From the book: "...you should get the JDK for Windows from
www.java.sun.com/products (follow the link for Java 2 SDK)." Obviously,
this is obsolete. The link took me to Oracle's website, and I'm not really
sure where to go from here. I'm guessing all of the software on the CD-ROM
is obsolete; it includes:
* Eclipse SDK Release 1.0 for Windows
* IBM Toolbox for Java
* IBM Java Runtime Environment
It looks like the Toolbox is available for download from IBM.
Also, http://www.ibm.com/developerworks/java/jdk/ appears to have the
complete package.

As you can tell, I'm a bit confused as to what I should download and
install. Any advice for a Java noob?

Can't speak about the book; never did get a copy. Generally speaking, I
personally don't use any tutorial material prior to Java 5, although
this book might have some interesting bits on the IBM Toolbox that you
might not find elsewhere. For learning basic Java, I definitely
recommend a more recent tutorial series.

Grab Java 7 or 8 from Oracle. You want the Developer Kit (SDK)
7 is near end of life but you might find more tutorial material for 7...

Grab Eclipse

Grab JT400 (the open source Java Toolbox) http://jt400.sourceforge.net/

There are a lot of Java tutorials; here is the one from Oracle:

There is honest debate over whether starting with an IDE is better or
worse for a beginner. I learnt Java (if it can be called that) the hard
way: text editor (Notepad++), tutorials and the school of hard knocks.
The classpath hasn't killed me yet, but it's still trying.
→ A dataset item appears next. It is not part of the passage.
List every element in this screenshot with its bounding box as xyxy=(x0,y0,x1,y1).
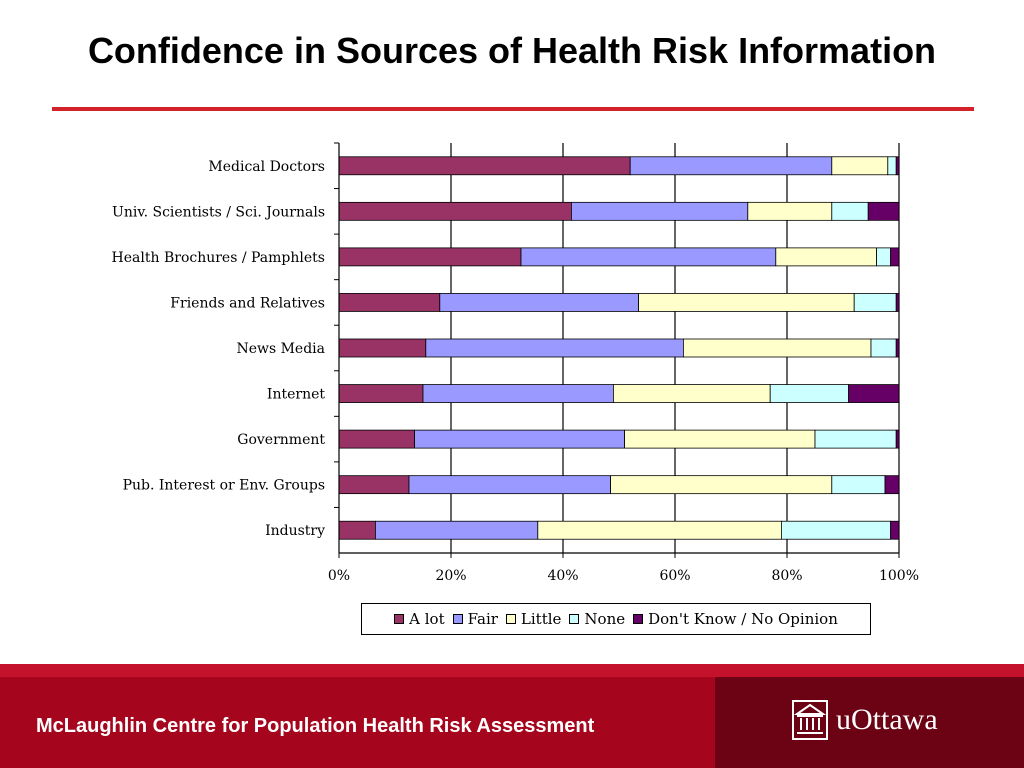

I've learnt
a lot about folder hierarchies and package names and I think it's nuts
but I 'get it' because every time I messed it up I got slapped.

An IDE handles much if not all of the implementation details like that.
Which is really nice. Of course, it's a new workflow to learn, which
isn't hard - especially if you choose tutorials that use Eclipse.
Eventually, you'll be doing Java coding that is much easier in an IDE
than by editing individual .java files and executing manual javac
commands. Then you'll be learning the workflow anyway, so all you get
out of delaying is the school of hard knocks slapping you around.